My husband and I watch "Da Ali G Show" every week. Baron Cohen is brilliant in all three guises (Borat, Ali G and Bruno) and gets people to show their true selves. Would those who complained to the ADL prefer to think that anti-Semitism didn't exist in that Tucson bar that night? Did they think that Baron Cohen was inciting anti-Semitism? In fact, he was -- but to show that it lies just below the surface of our society. Wouldn't they rather see and hear what still exists in this country? At least then they will not become complacent thinking nothing bad could happen here. They should be grateful to all of Ali G's personae for exposing anti-Semitism as well as homophobia and bias against minorities and the disabled. When people are prejudiced against any one segment of our society, a good chance exists that they are prejudiced against many others.
Baron Cohen exposes this weekly. As he would say, "Check it!"
Judi Birnberg, Sherman Oaks
We Love Singles
My wife and I subscribe to The Journal. We are not on the Internet and I therefore made a special trip to the library about 10 miles from our home to send this e-mail. I really enjoy the singles articles because I think way back to when I was single in both Phoenix and then later in Van Nuys. The articles really make me smile and laugh. They are great. Here are some of my favorites:
"Test a Jew" by Mark Miller (July 30); "Un-Orthodox Date" by Marilyn Anderson (July 23); "A New Relationship" by Teresa Strasser (July 2); 4. "Pariah or Trendy" by Sandra Hurtes (June 25); 5. "What Men Want (to Say) by Mark Miller (June 18).
Thanks to all of you. It takes great articles like yours to cause me to stop and read them.
Armand J. Filer, Thousand Oaks
Doug Rushkoff is very naive in thinking that without Israel, anti-Semitism will actually go away ("Was Israel Created for Another Reason?" Aug. 20).

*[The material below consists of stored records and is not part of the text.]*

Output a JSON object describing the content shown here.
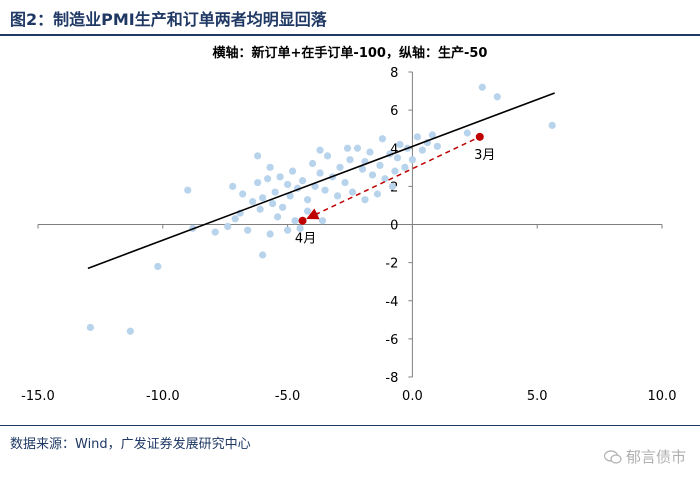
{
  "header": {
    "title": "图2：制造业PMI生产和订单两者均明显回落"
  },
  "footer": {
    "source": "数据来源：Wind，广发证券发展研究中心",
    "watermark": "郁言债市",
    "watermark_icon": "wechat-icon"
  },
  "colors": {
    "title": "#1f3864",
    "points": "#b8d3ec",
    "trend_line": "#000000",
    "highlight": "#c00000"
  },
  "chart_data": {
    "type": "scatter",
    "title": "横轴：新订单+在手订单-100，纵轴：生产-50",
    "xlabel": "",
    "ylabel": "",
    "xlim": [
      -15,
      10
    ],
    "ylim": [
      -8,
      8
    ],
    "x_ticks": [
      -15,
      -10,
      -5,
      0,
      5,
      10
    ],
    "x_tick_labels": [
      "-15.0",
      "-10.0",
      "-5.0",
      "0.0",
      "5.0",
      "10.0"
    ],
    "y_ticks": [
      -8,
      -6,
      -4,
      -2,
      0,
      2,
      4,
      6,
      8
    ],
    "y_tick_labels": [
      "-8",
      "-6",
      "-4",
      "-2",
      "0",
      "2",
      "4",
      "6",
      "8"
    ],
    "grid": false,
    "series": [
      {
        "points": [
          [
            -12.9,
            -5.4
          ],
          [
            -11.3,
            -5.6
          ],
          [
            -10.2,
            -2.2
          ],
          [
            -9.0,
            1.8
          ],
          [
            -8.8,
            -0.2
          ],
          [
            -7.9,
            -0.4
          ],
          [
            -7.4,
            -0.1
          ],
          [
            -7.1,
            0.3
          ],
          [
            -6.9,
            0.6
          ],
          [
            -6.6,
            -0.3
          ],
          [
            -7.2,
            2.0
          ],
          [
            -6.8,
            1.6
          ],
          [
            -6.4,
            1.2
          ],
          [
            -6.1,
            0.8
          ],
          [
            -6.0,
            -1.6
          ],
          [
            -5.7,
            -0.5
          ],
          [
            -5.4,
            0.4
          ],
          [
            -5.0,
            -0.3
          ],
          [
            -4.7,
            0.2
          ],
          [
            -4.5,
            -0.2
          ],
          [
            -4.2,
            0.7
          ],
          [
            -3.9,
            0.5
          ],
          [
            -3.6,
            0.2
          ],
          [
            -6.2,
            2.2
          ],
          [
            -6.0,
            1.4
          ],
          [
            -5.8,
            2.4
          ],
          [
            -5.6,
            1.1
          ],
          [
            -5.5,
            1.7
          ],
          [
            -5.3,
            2.5
          ],
          [
            -5.2,
            0.9
          ],
          [
            -5.0,
            2.1
          ],
          [
            -4.9,
            1.5
          ],
          [
            -4.8,
            2.8
          ],
          [
            -4.6,
            1.9
          ],
          [
            -4.4,
            2.3
          ],
          [
            -4.2,
            1.3
          ],
          [
            -4.0,
            3.2
          ],
          [
            -3.9,
            2.0
          ],
          [
            -3.7,
            2.7
          ],
          [
            -3.5,
            1.8
          ],
          [
            -3.4,
            3.6
          ],
          [
            -3.2,
            2.5
          ],
          [
            -3.0,
            1.5
          ],
          [
            -2.9,
            3.0
          ],
          [
            -2.7,
            2.2
          ],
          [
            -2.5,
            3.4
          ],
          [
            -2.4,
            1.7
          ],
          [
            -2.2,
            4.0
          ],
          [
            -2.0,
            2.9
          ],
          [
            -1.9,
            3.3
          ],
          [
            -1.7,
            3.8
          ],
          [
            -1.6,
            2.6
          ],
          [
            -1.4,
            1.6
          ],
          [
            -1.3,
            3.1
          ],
          [
            -1.1,
            2.4
          ],
          [
            -0.9,
            3.7
          ],
          [
            -0.8,
            2.0
          ],
          [
            -0.6,
            3.5
          ],
          [
            -0.5,
            4.2
          ],
          [
            -0.3,
            3.0
          ],
          [
            -0.2,
            4.0
          ],
          [
            0.0,
            3.4
          ],
          [
            0.2,
            4.6
          ],
          [
            0.4,
            3.9
          ],
          [
            0.6,
            4.3
          ],
          [
            0.8,
            4.7
          ],
          [
            1.0,
            4.1
          ],
          [
            -2.6,
            4.0
          ],
          [
            -1.2,
            4.5
          ],
          [
            -6.2,
            3.6
          ],
          [
            -3.7,
            3.9
          ],
          [
            -0.7,
            2.8
          ],
          [
            -1.9,
            1.3
          ],
          [
            -5.7,
            3.0
          ],
          [
            2.2,
            4.8
          ],
          [
            2.8,
            7.2
          ],
          [
            3.4,
            6.7
          ],
          [
            5.6,
            5.2
          ]
        ]
      }
    ],
    "trend_line": {
      "x": [
        -13.0,
        5.7
      ],
      "y": [
        -2.3,
        6.9
      ]
    },
    "annotations": [
      {
        "label": "3月",
        "x": 2.7,
        "y": 4.6
      },
      {
        "label": "4月",
        "x": -4.4,
        "y": 0.2
      }
    ]
  }
}
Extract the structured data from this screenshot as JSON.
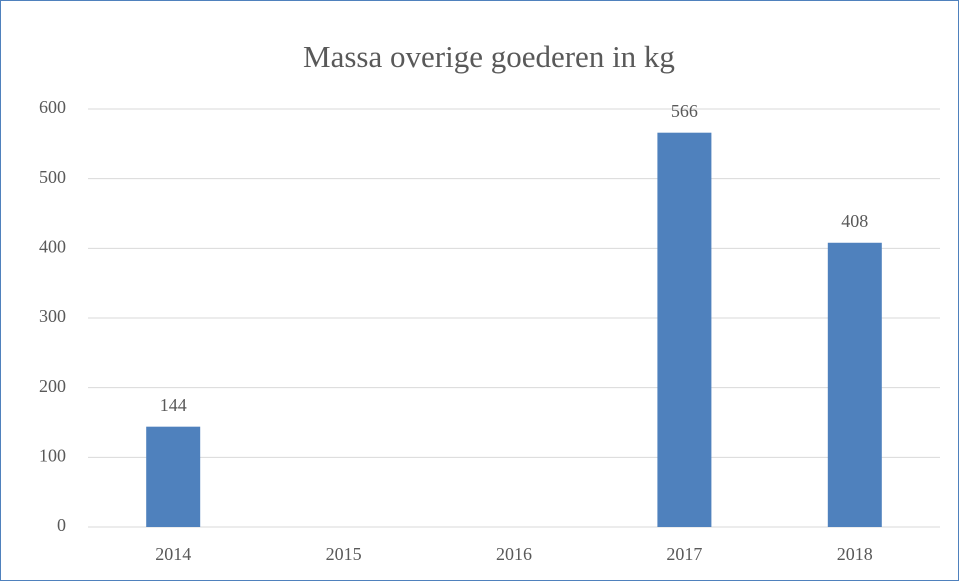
{
  "chart_data": {
    "type": "bar",
    "title": "Massa overige goederen in kg",
    "categories": [
      "2014",
      "2015",
      "2016",
      "2017",
      "2018"
    ],
    "values": [
      144,
      null,
      null,
      566,
      408
    ],
    "color": "#4f81bd",
    "ylim": [
      0,
      600
    ],
    "yticks": [
      0,
      100,
      200,
      300,
      400,
      500,
      600
    ],
    "grid": true
  }
}
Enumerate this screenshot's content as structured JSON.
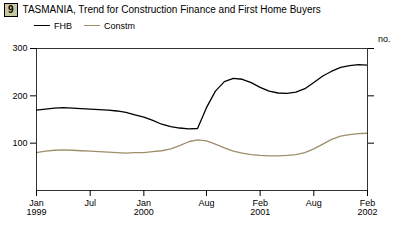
{
  "chart_data": {
    "type": "line",
    "title": "TASMANIA, Trend for Construction Finance and First Home Buyers",
    "annotations": [
      "9"
    ],
    "ylabel": "no.",
    "categories": [
      "Jan\n1999",
      null,
      null,
      null,
      null,
      null,
      "Jul",
      null,
      null,
      null,
      null,
      null,
      "Jan\n2000",
      null,
      null,
      null,
      null,
      null,
      null,
      "Aug",
      null,
      null,
      null,
      null,
      null,
      "Feb\n2001",
      null,
      null,
      null,
      null,
      null,
      "Aug",
      null,
      null,
      null,
      null,
      null,
      "Feb\n2002"
    ],
    "series": [
      {
        "name": "FHB",
        "color": "#000000",
        "values": [
          170,
          172,
          174,
          175,
          174,
          173,
          172,
          171,
          170,
          168,
          165,
          160,
          155,
          148,
          140,
          135,
          132,
          130,
          131,
          175,
          210,
          230,
          237,
          235,
          228,
          218,
          210,
          206,
          205,
          208,
          215,
          228,
          242,
          252,
          260,
          264,
          266,
          265
        ]
      },
      {
        "name": "Constm",
        "color": "#9e8f6a",
        "values": [
          80,
          83,
          85,
          86,
          85,
          84,
          83,
          82,
          81,
          80,
          79,
          80,
          80,
          82,
          84,
          88,
          95,
          103,
          107,
          105,
          98,
          90,
          83,
          79,
          76,
          74,
          73,
          73,
          74,
          76,
          80,
          88,
          98,
          108,
          115,
          118,
          120,
          121
        ]
      }
    ],
    "ylim": [
      0,
      300
    ],
    "yticks": [
      100,
      200,
      300
    ],
    "grid": false,
    "legend": "top"
  }
}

He forgets all atrocities committed against Jews all over the world, not just Europe. He discounts Islamic anti-Semitism as a by-product of the creation of Israel. Islamic anti-Semitism has been around as long as Islam has. Arab populations are oppressed because of their ignorance, illiteracy and ruthless regimes. With or without Israel, those regimes will find 1,001 excuses to oppress their people. As they have done in the past 14 centuries of Islamic existence, and often Jews have been the scapegoat. Anti-Semitism is a feeling with no reasoning behind it. It is passed down from generation to generation.
Solie Nosrat, Encino
One Tough Room
I found Bill Weiner's column on older adults hilarious and kind-hearted ("One Tough Room, " Aug. 13). I hope to see his oblique take on life in future issues.... I do miss Teresa Strasser, though. Perhaps Weiner will make me a regular reader again. What a find.
Ben Caswell, Los Angeles
Tom Tugend's article on Mel Levine contains a distortion of history by Ed Sanders that made my blood turn cold ("Mel Levine Takes Kerry Mideast Post," Aug. 20). Sanders stated that American preoccupation with Watergate was responsible for the Yom Kippur War. The truth is that Egypt and Syria had been meeting regularly since March 1973 to carefully plan an attack on Israel. While there was rattling of sabers over Watergate, the "hot button" issue of October l973 was the resignation of Spiro Agnew, which occurred during the Yom Kippur War.
The American people, in giving Nixon a massive, landslide victory in l972, saved Jews from their own naivete.